Mitt Romney promises to save the failing auto industry and southern economy. He told South Carolina, “You’ve seen it here, in furniture. You’ve seen the textile industry, where Washington watched, saw the jobs go and go. I’m not willing to declare defeat on any industry where we can be competitive. I’m going to fight for every job.” Romney may be painfully ignorant or in denial of the global economy, but more likely he’s just pandering for votes. How exactly does he plan to save American industries without instituting subsidies or regulations on free trade—both of which he has denounced? Romney’s strategy is to one-up all of the other candidates at their own games, pronouncing himself the candidate of change, God, national security, and a resurgent economy. Anything they can do, he says he can do better. He is the new Republican face in Washington, but his face seems as plastic and polished as a Ken Barbie doll—available in different models to fit different tastes.
Barack Obama runs on the catchphrase of “change.” He’s like one of those kids who tell their classmates that if they don’t like school, they should vote for him because he will change it. How exactly will Obama change things? By being different. Why is he different? Because he will change things. It’s puzzling how many adults still accept such circular logic. But then again, Obama has the advantage of being the charismatic new kid on the Democratic block. Everyone gravitates toward the new kid until he stops being new and people start realizing he’s not so different.
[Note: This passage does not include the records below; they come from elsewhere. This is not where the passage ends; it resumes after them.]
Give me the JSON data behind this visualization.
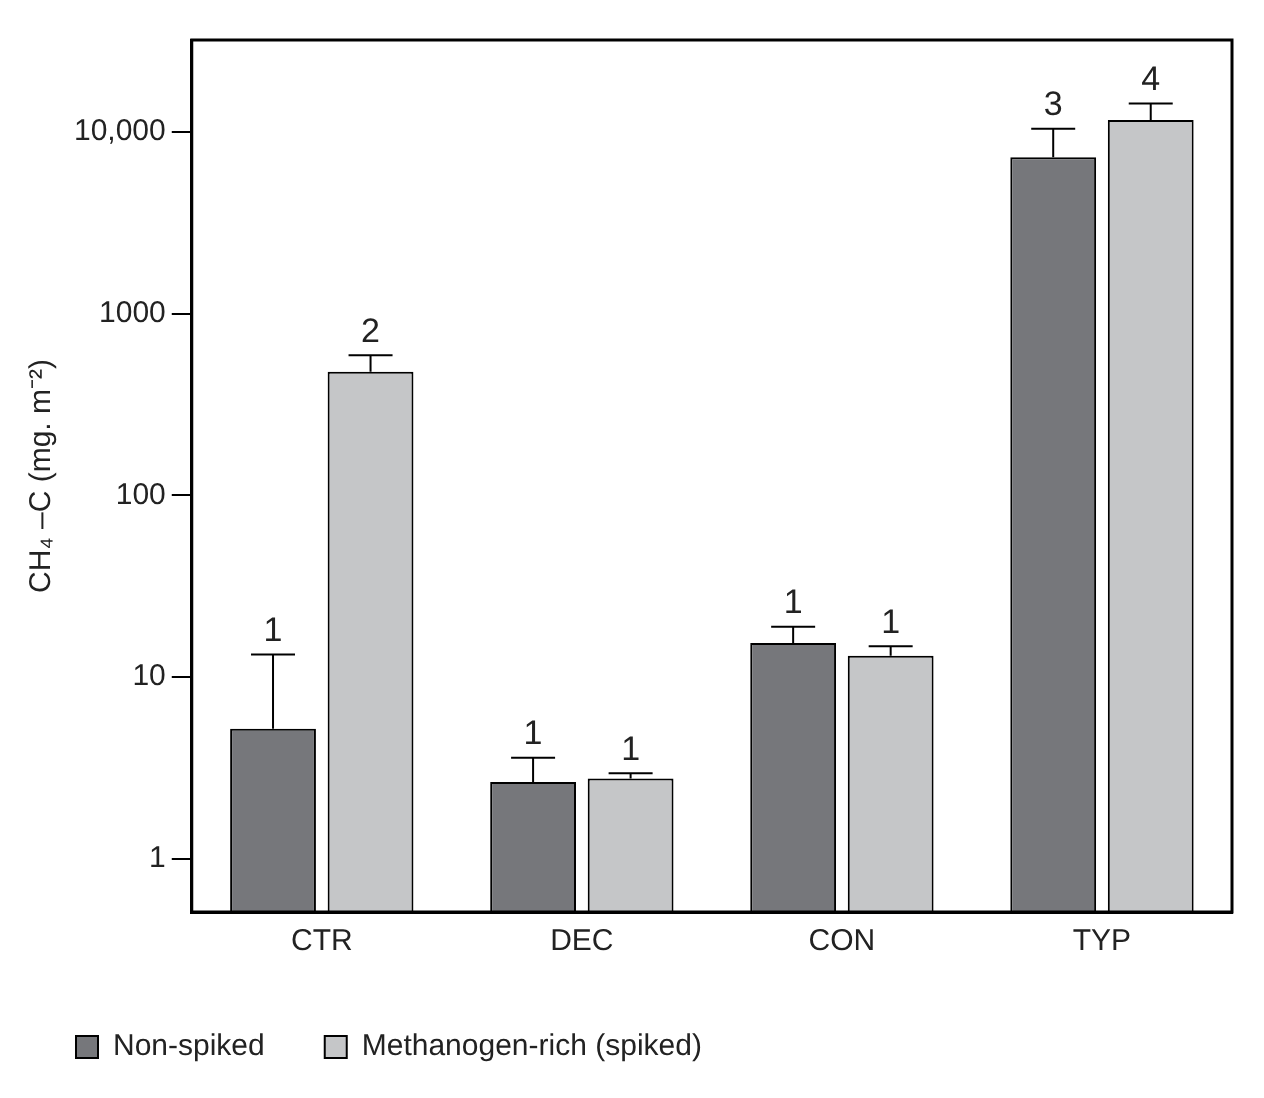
{
  "chart_data": {
    "type": "bar",
    "ylabel": "CH₄ –C (mg. m⁻²)",
    "categories": [
      "CTR",
      "DEC",
      "CON",
      "TYP"
    ],
    "log": "y",
    "ylim": [
      0.51,
      32000
    ],
    "yticks": [
      1,
      10,
      100,
      1000,
      {
        "value": 10000,
        "label": "10,000"
      }
    ],
    "grid": false,
    "legend": "bottom",
    "series": [
      {
        "name": "Non-spiked",
        "color": "#76777b",
        "values": [
          5.2,
          2.65,
          15.4,
          7250
        ],
        "errors": [
          [
            5.2,
            13.3
          ],
          [
            2.65,
            3.6
          ],
          [
            15.4,
            18.9
          ],
          [
            7250,
            10400
          ]
        ]
      },
      {
        "name": "Methanogen-rich (spiked)",
        "color": "#c5c6c8",
        "values": [
          478,
          2.77,
          13.1,
          11600
        ],
        "errors": [
          [
            478,
            589
          ],
          [
            2.77,
            2.96
          ],
          [
            13.1,
            14.8
          ],
          [
            11600,
            14300
          ]
        ]
      }
    ],
    "annotations": [
      {
        "text": "1",
        "x": "CTR",
        "y": 5.2
      },
      {
        "text": "2",
        "x": "CTR",
        "y": 478
      },
      {
        "text": "1",
        "x": "DEC",
        "y": 2.65
      },
      {
        "text": "1",
        "x": "DEC",
        "y": 2.77
      },
      {
        "text": "1",
        "x": "CON",
        "y": 15.4
      },
      {
        "text": "1",
        "x": "CON",
        "y": 13.1
      },
      {
        "text": "3",
        "x": "TYP",
        "y": 7250
      },
      {
        "text": "4",
        "x": "TYP",
        "y": 11600
      }
    ]
  }
}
Rudy Giuliani is a classic case of the class bully. He’s popular in that everyone knows who he is, but usually because of his negative actions or attributes. Although many conservatives don’t like him because of his positions on gun control and abortion, they fear what will happen if the country falls into the hands of a softie like Obama. Giuliani’s the kid who runs under the slogan “Vote for Rudy—or else.” Or else what? Or else bad things will happen, but he leaves that part up to our imaginations. Children’s imaginations are always much more vivid than reality. But unfortunately for Rudy, bullies rarely win in the end. The best they can hope for is to tag along on the ticket as a VP candidate.
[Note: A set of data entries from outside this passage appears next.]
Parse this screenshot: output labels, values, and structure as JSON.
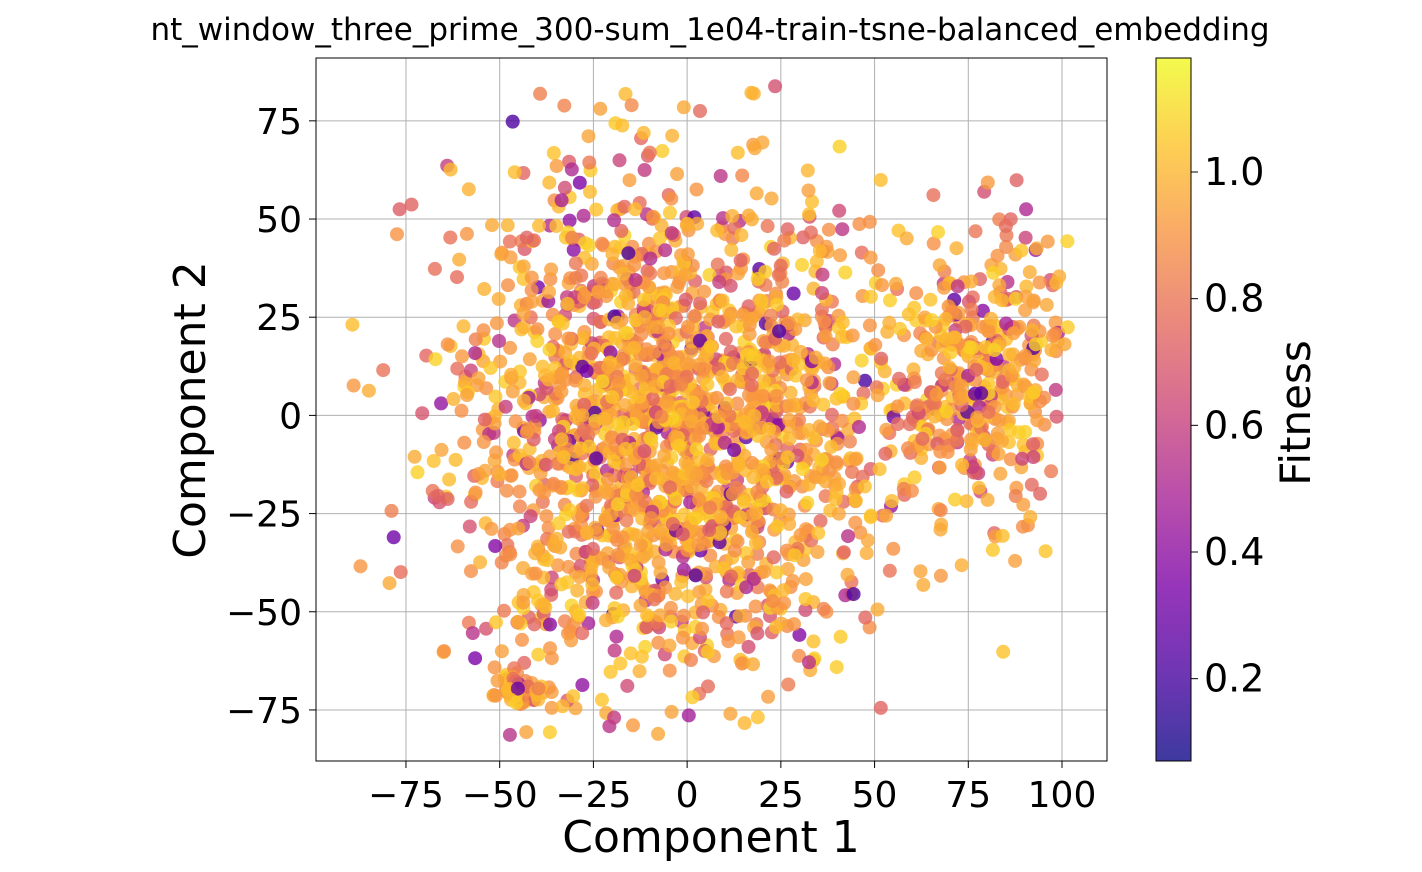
{
  "chart_data": {
    "type": "scatter",
    "title": "nt_window_three_prime_300-sum_1e04-train-tsne-balanced_embedding",
    "xlabel": "Component 1",
    "ylabel": "Component 2",
    "xlim": [
      -99,
      112
    ],
    "ylim": [
      -88,
      91
    ],
    "xticks": [
      -75,
      -50,
      -25,
      0,
      25,
      50,
      75,
      100
    ],
    "yticks": [
      -75,
      -50,
      -25,
      0,
      25,
      50,
      75
    ],
    "xtick_labels": [
      "−75",
      "−50",
      "−25",
      "0",
      "25",
      "50",
      "75",
      "100"
    ],
    "ytick_labels": [
      "−75",
      "−50",
      "−25",
      "0",
      "25",
      "50",
      "75"
    ],
    "grid": true,
    "colormap": "plasma",
    "colorbar": {
      "label": "Fitness",
      "range": [
        0.07,
        1.18
      ],
      "ticks": [
        0.2,
        0.4,
        0.6,
        0.8,
        1.0
      ],
      "tick_labels": [
        "0.2",
        "0.4",
        "0.6",
        "0.8",
        "1.0"
      ]
    },
    "point_count": "approx. 2500",
    "clusters": [
      {
        "name": "main",
        "center": [
          -5,
          -5
        ],
        "spread": [
          28,
          32
        ],
        "fraction": 0.82
      },
      {
        "name": "right",
        "center": [
          78,
          10
        ],
        "spread": [
          12,
          18
        ],
        "fraction": 0.16
      },
      {
        "name": "bottom-left",
        "center": [
          -44,
          -70
        ],
        "spread": [
          3,
          2
        ],
        "fraction": 0.02
      }
    ]
  }
}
Hillary Clinton is the queen bee, although some might call her the queen bitch. She asserts her power by playing hard-ball. She’s not afraid to step on toes (or stomp on them) and bad-mouth people (or black-ball them) to get what she wants. Barack’s wanted to be president since kindergarten! I’ve only wanted to be president since third grade! She panders to the low men on the totem pole, trying to make them believe that she’s really their friend, that she really cares, that she’s not really as rough or egotistic as she appears. Nevertheless, one gets the feeling that she resents having to be elected rather than being coronated.
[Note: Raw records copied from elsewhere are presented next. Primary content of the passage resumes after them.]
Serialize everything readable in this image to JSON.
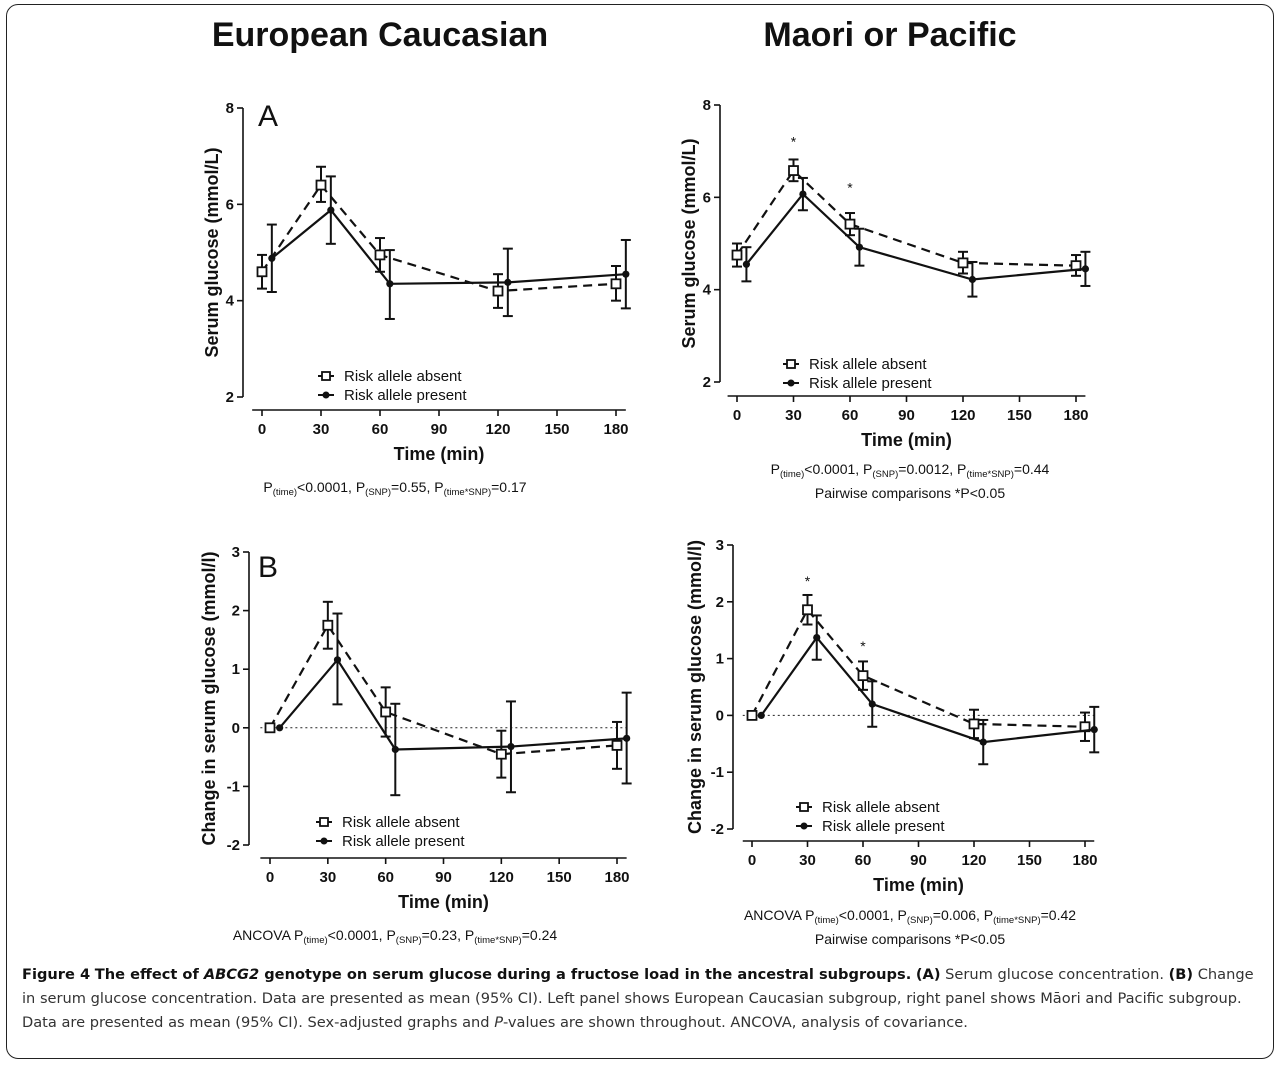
{
  "column_titles": [
    "European Caucasian",
    "Maori or Pacific"
  ],
  "panel_letters": {
    "A": "A",
    "B": "B"
  },
  "legend": {
    "absent": "Risk allele absent",
    "present": "Risk allele present"
  },
  "stats": {
    "A_left": {
      "prefix": "",
      "p_time": "<0.0001",
      "p_snp": "=0.55",
      "p_int": "=0.17",
      "extra": ""
    },
    "A_right": {
      "prefix": "",
      "p_time": "<0.0001",
      "p_snp": "=0.0012",
      "p_int": "=0.44",
      "extra": "Pairwise comparisons *P<0.05"
    },
    "B_left": {
      "prefix": "ANCOVA ",
      "p_time": "<0.0001",
      "p_snp": "=0.23",
      "p_int": "=0.24",
      "extra": ""
    },
    "B_right": {
      "prefix": "ANCOVA ",
      "p_time": "<0.0001",
      "p_snp": "=0.006",
      "p_int": "=0.42",
      "extra": "Pairwise comparisons *P<0.05"
    }
  },
  "stat_labels": {
    "p": "P",
    "time": "(time)",
    "snp": "(SNP)",
    "int": "(time*SNP)"
  },
  "caption": {
    "fig": "Figure 4",
    "title_pre": "The effect of ",
    "gene": "ABCG2",
    "title_post": " genotype on serum glucose during a fructose load in the ancestral subgroups.",
    "a_tag": "(A)",
    "a_text": "Serum glucose concentration.",
    "b_tag": "(B)",
    "b_text": "Change in serum glucose concentration. Data are presented as mean (95% CI). Left panel shows European Caucasian subgroup, right panel shows Māori and Pacific subgroup. Data are presented as mean (95% CI). Sex-adjusted graphs and",
    "p_italic": "P",
    "end_text": "-values are shown throughout. ANCOVA, analysis of covariance."
  },
  "chart_data": [
    {
      "type": "line",
      "panel": "A",
      "group": "European Caucasian",
      "xlabel": "Time (min)",
      "ylabel": "Serum glucose (mmol/L)",
      "x_ticks": [
        0,
        30,
        60,
        90,
        120,
        150,
        180
      ],
      "xlim": [
        -5,
        185
      ],
      "ylim": [
        2,
        8
      ],
      "y_ticks": [
        2,
        4,
        6,
        8
      ],
      "zero_line": false,
      "series": [
        {
          "name": "Risk allele absent",
          "marker": "square",
          "line": "dashed",
          "x": [
            0,
            30,
            60,
            120,
            180
          ],
          "y": [
            4.6,
            6.4,
            4.95,
            4.2,
            4.35
          ],
          "ci_low": [
            4.25,
            6.05,
            4.6,
            3.85,
            4.0
          ],
          "ci_high": [
            4.95,
            6.78,
            5.3,
            4.55,
            4.72
          ]
        },
        {
          "name": "Risk allele present",
          "marker": "circle",
          "line": "solid",
          "x": [
            5,
            35,
            65,
            125,
            185
          ],
          "y": [
            4.88,
            5.88,
            4.35,
            4.38,
            4.55
          ],
          "ci_low": [
            4.18,
            5.18,
            3.62,
            3.68,
            3.84
          ],
          "ci_high": [
            5.58,
            6.58,
            5.05,
            5.08,
            5.26
          ]
        }
      ],
      "significance": []
    },
    {
      "type": "line",
      "panel": "A",
      "group": "Maori or Pacific",
      "xlabel": "Time (min)",
      "ylabel": "Serum glucose (mmol/L)",
      "x_ticks": [
        0,
        30,
        60,
        90,
        120,
        150,
        180
      ],
      "xlim": [
        -5,
        185
      ],
      "ylim": [
        2,
        8
      ],
      "y_ticks": [
        2,
        4,
        6,
        8
      ],
      "zero_line": false,
      "series": [
        {
          "name": "Risk allele absent",
          "marker": "square",
          "line": "dashed",
          "x": [
            0,
            30,
            60,
            120,
            180
          ],
          "y": [
            4.75,
            6.58,
            5.42,
            4.58,
            4.52
          ],
          "ci_low": [
            4.5,
            6.35,
            5.18,
            4.35,
            4.3
          ],
          "ci_high": [
            5.0,
            6.82,
            5.66,
            4.82,
            4.75
          ]
        },
        {
          "name": "Risk allele present",
          "marker": "circle",
          "line": "solid",
          "x": [
            5,
            35,
            65,
            125,
            185
          ],
          "y": [
            4.55,
            6.07,
            4.92,
            4.22,
            4.45
          ],
          "ci_low": [
            4.18,
            5.72,
            4.52,
            3.85,
            4.08
          ],
          "ci_high": [
            4.92,
            6.42,
            5.32,
            4.6,
            4.82
          ]
        }
      ],
      "significance": [
        "*",
        "*"
      ],
      "significance_x": [
        30,
        60
      ],
      "significance_y": [
        7.1,
        6.1
      ]
    },
    {
      "type": "line",
      "panel": "B",
      "group": "European Caucasian",
      "xlabel": "Time (min)",
      "ylabel": "Change in serum glucose (mmol/l)",
      "x_ticks": [
        0,
        30,
        60,
        90,
        120,
        150,
        180
      ],
      "xlim": [
        -5,
        185
      ],
      "ylim": [
        -2,
        3
      ],
      "y_ticks": [
        -2,
        -1,
        0,
        1,
        2,
        3
      ],
      "zero_line": true,
      "series": [
        {
          "name": "Risk allele absent",
          "marker": "square",
          "line": "dashed",
          "x": [
            0,
            30,
            60,
            120,
            180
          ],
          "y": [
            0,
            1.75,
            0.27,
            -0.45,
            -0.3
          ],
          "ci_low": [
            0,
            1.35,
            -0.15,
            -0.85,
            -0.7
          ],
          "ci_high": [
            0,
            2.15,
            0.69,
            -0.05,
            0.1
          ]
        },
        {
          "name": "Risk allele present",
          "marker": "circle",
          "line": "solid",
          "x": [
            5,
            35,
            65,
            125,
            185
          ],
          "y": [
            0,
            1.16,
            -0.37,
            -0.32,
            -0.18
          ],
          "ci_low": [
            0,
            0.4,
            -1.15,
            -1.1,
            -0.95
          ],
          "ci_high": [
            0,
            1.95,
            0.41,
            0.45,
            0.6
          ]
        }
      ],
      "significance": []
    },
    {
      "type": "line",
      "panel": "B",
      "group": "Maori or Pacific",
      "xlabel": "Time (min)",
      "ylabel": "Change in serum glucose (mmol/l)",
      "x_ticks": [
        0,
        30,
        60,
        90,
        120,
        150,
        180
      ],
      "xlim": [
        -5,
        185
      ],
      "ylim": [
        -2,
        3
      ],
      "y_ticks": [
        -2,
        -1,
        0,
        1,
        2,
        3
      ],
      "zero_line": true,
      "series": [
        {
          "name": "Risk allele absent",
          "marker": "square",
          "line": "dashed",
          "x": [
            0,
            30,
            60,
            120,
            180
          ],
          "y": [
            0,
            1.86,
            0.7,
            -0.15,
            -0.2
          ],
          "ci_low": [
            0,
            1.6,
            0.45,
            -0.4,
            -0.45
          ],
          "ci_high": [
            0,
            2.12,
            0.95,
            0.1,
            0.05
          ]
        },
        {
          "name": "Risk allele present",
          "marker": "circle",
          "line": "solid",
          "x": [
            5,
            35,
            65,
            125,
            185
          ],
          "y": [
            0,
            1.37,
            0.2,
            -0.47,
            -0.25
          ],
          "ci_low": [
            0,
            0.98,
            -0.2,
            -0.86,
            -0.65
          ],
          "ci_high": [
            0,
            1.76,
            0.6,
            -0.08,
            0.15
          ]
        }
      ],
      "significance": [
        "*",
        "*"
      ],
      "significance_x": [
        30,
        60
      ],
      "significance_y": [
        2.28,
        1.13
      ]
    }
  ]
}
John McCain is the “honest straight-shooter” (e.g. unpopular outcast) who squeals on all of his classmates. Making enemies out of people who should be his allies, he’s sponsored legislation regulating free speech (McCain-Feingold) and has consistently opposed the Bush tax cuts. The popular kids, in this case the Democrats, don’t mind him so much because he thwarts the Republicans.
What about Ron Paul and Mike Huckabee? They’re the gadflies. Few people really take them seriously despite how seriously they take themselves. They’re the kids who actually believe they have a chance to win when they really don’t.
So who will come out on top in this rather juvenile election? My bets are on the newest kids on the block—Obama and Romney.